Despite these setbacks, the online iteration of the fair has offered some critical relief for a number of galleries. For FUTURES, online sales have allowed the gallery to cover costs and continue to operate. “We’re getting by,” said Stewart, adding that the gallery was fortunate, in that the main focus of its presentation—a series of vibrant, sculptural, abstract paintings by the emerging artist Matthew Harris—translated well online.
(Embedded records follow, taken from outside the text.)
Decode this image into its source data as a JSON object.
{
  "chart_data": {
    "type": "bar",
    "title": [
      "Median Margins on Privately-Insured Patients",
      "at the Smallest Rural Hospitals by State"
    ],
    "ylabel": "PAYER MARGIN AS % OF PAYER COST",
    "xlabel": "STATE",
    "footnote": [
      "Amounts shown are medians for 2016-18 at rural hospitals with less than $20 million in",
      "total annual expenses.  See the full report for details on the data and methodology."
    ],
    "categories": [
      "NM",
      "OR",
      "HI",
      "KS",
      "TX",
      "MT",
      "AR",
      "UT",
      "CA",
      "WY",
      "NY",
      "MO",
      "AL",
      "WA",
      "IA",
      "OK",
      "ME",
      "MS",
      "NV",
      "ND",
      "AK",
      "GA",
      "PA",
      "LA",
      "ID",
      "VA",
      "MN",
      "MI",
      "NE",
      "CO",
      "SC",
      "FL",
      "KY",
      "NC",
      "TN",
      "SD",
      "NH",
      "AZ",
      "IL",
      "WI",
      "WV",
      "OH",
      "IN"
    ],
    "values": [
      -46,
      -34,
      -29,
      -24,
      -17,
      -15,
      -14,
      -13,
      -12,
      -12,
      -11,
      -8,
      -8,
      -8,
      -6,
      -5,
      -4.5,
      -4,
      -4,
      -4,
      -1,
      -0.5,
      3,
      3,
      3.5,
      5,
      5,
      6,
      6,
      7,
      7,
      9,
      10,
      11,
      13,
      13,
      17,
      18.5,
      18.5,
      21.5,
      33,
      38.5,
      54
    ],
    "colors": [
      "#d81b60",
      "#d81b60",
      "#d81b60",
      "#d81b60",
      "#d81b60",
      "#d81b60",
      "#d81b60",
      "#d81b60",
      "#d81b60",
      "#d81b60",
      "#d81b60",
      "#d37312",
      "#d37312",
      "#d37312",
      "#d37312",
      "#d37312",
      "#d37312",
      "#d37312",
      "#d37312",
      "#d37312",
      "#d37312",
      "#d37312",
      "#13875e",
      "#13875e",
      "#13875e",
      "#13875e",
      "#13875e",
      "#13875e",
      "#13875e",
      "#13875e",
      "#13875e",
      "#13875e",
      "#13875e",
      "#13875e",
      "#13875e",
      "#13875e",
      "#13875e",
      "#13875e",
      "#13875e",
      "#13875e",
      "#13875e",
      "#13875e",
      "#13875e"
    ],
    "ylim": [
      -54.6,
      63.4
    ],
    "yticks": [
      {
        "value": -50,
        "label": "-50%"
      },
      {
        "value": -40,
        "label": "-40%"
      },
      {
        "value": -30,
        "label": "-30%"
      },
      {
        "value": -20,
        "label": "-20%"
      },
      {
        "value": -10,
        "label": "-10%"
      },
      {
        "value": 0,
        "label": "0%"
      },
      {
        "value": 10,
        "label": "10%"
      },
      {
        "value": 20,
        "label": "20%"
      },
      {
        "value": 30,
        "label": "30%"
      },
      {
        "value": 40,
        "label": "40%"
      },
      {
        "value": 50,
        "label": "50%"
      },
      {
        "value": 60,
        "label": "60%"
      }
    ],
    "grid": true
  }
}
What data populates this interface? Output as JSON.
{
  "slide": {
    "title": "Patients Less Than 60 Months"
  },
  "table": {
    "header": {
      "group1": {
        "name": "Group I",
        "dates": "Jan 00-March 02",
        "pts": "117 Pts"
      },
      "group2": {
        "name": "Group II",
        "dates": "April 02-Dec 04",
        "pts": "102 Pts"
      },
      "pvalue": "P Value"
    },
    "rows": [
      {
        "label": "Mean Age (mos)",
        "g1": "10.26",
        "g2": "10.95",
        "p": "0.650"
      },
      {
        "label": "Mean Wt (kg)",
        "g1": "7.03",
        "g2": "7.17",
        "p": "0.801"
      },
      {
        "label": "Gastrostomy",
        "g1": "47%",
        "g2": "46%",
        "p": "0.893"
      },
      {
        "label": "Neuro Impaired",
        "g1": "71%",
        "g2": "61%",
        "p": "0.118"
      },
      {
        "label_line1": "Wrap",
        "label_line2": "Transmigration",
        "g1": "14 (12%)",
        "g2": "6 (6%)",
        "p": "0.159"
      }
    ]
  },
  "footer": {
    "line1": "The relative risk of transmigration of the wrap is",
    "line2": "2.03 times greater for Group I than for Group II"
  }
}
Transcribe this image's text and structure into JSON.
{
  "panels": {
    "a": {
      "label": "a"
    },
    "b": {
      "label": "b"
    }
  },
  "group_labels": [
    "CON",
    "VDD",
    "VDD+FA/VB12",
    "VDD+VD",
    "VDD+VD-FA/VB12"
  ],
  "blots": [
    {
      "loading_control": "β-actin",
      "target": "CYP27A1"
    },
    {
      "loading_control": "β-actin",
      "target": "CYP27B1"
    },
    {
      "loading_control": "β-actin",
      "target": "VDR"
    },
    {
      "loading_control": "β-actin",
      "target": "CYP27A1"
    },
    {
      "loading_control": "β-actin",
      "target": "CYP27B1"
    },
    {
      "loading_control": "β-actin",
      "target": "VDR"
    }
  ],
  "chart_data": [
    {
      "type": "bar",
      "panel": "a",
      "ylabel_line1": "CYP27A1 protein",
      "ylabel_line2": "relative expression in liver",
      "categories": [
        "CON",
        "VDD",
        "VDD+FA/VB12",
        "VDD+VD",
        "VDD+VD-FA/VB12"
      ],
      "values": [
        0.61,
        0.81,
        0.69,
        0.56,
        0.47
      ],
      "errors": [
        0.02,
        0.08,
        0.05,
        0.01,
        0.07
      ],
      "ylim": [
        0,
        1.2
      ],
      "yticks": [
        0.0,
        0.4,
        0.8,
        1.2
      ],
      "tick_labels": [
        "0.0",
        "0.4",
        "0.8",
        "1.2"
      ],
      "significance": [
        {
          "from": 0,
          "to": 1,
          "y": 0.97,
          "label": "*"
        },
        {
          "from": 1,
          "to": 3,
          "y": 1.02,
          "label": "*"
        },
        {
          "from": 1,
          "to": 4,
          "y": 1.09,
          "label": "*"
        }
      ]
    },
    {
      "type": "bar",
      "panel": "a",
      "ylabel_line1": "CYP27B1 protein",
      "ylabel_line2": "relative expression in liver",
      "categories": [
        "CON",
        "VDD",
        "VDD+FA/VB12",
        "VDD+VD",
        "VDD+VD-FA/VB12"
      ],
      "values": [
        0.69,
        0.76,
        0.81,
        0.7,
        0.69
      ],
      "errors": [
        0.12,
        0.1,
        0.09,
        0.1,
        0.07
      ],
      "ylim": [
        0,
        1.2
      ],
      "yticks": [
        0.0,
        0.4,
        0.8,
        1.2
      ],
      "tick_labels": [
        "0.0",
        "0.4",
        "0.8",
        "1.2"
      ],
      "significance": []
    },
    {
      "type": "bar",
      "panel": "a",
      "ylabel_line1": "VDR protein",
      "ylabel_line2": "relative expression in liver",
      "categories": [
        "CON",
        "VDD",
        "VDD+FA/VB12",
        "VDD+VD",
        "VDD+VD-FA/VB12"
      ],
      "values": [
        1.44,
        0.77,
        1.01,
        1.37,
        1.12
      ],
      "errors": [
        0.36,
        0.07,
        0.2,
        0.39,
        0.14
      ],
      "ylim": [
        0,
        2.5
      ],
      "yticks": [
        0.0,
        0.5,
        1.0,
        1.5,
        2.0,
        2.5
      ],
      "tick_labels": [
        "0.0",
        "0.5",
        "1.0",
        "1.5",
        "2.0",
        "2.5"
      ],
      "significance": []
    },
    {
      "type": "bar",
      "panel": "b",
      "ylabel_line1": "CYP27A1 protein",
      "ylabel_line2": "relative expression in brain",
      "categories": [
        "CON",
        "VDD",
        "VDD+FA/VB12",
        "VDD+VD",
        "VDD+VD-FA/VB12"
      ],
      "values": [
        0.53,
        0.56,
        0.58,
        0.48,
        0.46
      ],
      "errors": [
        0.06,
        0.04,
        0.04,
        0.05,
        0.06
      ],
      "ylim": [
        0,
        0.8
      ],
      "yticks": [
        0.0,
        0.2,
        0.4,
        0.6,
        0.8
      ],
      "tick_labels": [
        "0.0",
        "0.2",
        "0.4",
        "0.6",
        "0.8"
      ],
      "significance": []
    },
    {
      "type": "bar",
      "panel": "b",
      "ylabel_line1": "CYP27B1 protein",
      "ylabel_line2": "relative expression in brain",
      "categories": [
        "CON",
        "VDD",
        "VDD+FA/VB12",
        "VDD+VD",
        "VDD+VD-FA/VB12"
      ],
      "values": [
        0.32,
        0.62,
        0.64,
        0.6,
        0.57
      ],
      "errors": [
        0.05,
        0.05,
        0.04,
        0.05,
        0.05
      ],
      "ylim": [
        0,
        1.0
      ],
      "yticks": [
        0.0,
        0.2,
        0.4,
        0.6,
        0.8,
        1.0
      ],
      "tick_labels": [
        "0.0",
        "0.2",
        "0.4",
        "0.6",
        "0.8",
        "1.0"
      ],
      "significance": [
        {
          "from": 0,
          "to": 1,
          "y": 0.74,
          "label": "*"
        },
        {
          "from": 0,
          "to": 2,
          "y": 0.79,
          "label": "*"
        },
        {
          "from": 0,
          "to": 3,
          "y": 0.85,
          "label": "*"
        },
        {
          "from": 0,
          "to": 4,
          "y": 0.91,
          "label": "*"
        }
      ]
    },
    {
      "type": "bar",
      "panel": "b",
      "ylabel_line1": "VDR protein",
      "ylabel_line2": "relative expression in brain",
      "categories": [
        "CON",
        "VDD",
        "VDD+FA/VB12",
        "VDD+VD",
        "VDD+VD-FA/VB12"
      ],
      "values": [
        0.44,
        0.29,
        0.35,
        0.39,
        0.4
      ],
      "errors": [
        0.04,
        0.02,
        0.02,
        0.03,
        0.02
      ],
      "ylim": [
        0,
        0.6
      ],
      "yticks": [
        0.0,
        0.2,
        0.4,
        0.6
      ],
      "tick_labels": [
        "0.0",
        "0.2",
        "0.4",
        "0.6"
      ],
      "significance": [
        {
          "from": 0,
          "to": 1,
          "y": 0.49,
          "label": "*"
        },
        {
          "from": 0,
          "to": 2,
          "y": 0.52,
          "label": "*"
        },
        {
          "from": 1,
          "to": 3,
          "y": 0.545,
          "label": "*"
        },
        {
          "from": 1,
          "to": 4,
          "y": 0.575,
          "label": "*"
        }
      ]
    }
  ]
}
The gallery’s booth also includes a number of haunting canvases by Tim Bučković, minimalist sculptures by Eric Demetriou, and a number of works by Nathan Beard exploring the artist’s Australian Thai heritage.
For McInnes of Discordia, being online has allowed her gallery to expand beyond its usual regional client base. “In a weird way, I’ve had a lot of contact with international collectors whom I’ve never dealt with before,” she explained. “I think a lot of them are finding me online through Instagram and the like.” Still, her gallery had a more difficult time adjusting to the myriad shifts at this year’s fair. Its booth’s program, featuring surrealistic canvases and ceramic masks by Nick Modrzewski, shape-shifting figurative paintings by Julia Trybala, culinary compositions by Lauren Dunn, and more works by Bučković, was conceived of in relation to its intended setting at the Hotel Windsor.
“It’s a very Melbourne thing to go there with your grandmother on a Saturday and have high tea, and so it’s fun to put very modern artworks in there because they create an interesting juxtaposition,” said McInnes. “We planned all these things months in advance and then suddenly had to reinstall it in a satellite space where the rationale goes out the window; I felt my booth lost a lot of the narrative that went into it.”
While smaller, emerging galleries have been dealt pretty serious blows by the postponements and shifts online, a number of more established galleries have been able to weather the pandemic relatively well. “It’s certainly far from being better than ever,” said Kati Rule of Sutton Gallery. Founded nearly 30 years ago by Irene Sutton, the veteran Melbourne gallery is presenting a cornucopia of works for Spring1883, including a sold-out series of verdant canvases by Brett Colquhoun, nature-inspired paintings by Gian Manik, and disorienting photorealistic compositions by Ann Debono, among many others.
“Nothing will replace that face-to-face interaction with the artists and the artworks, but it’s been pretty good for us, generally,” Rule continued. “People have been supportive and we’ve made some sales. It’s been a good injection of energy going into lockdown.”
The enthusiastic support from collectors and among gallerists has been integral in keeping the local arts ecosystem going throughout the past 18 months. According to Barber, that was clear in the two days that Spring1883 was able to hold its in-person satellite exhibitions. “It was amazing for that brief window where you really did feel a buzz,” she said. “Even though it was spread across disparate localities, people really got behind it and visited in droves, and sales were good. It felt really good for a moment before we all had to go home again.”
“The art scene here is regional, it’s small, and it’s loyal,” added Stewart. Despite the string of hurdles and disappointments, the art communities in Australia and New Zealand remain hopeful, if exhausted, and strengthened by their shared resilience.
“For us, it’s really highlighted that working collegiately and collaboratively is better for all of us,” Barber remarked. “Hopefully we’ll see those relationships that were forged during the pandemic continue.”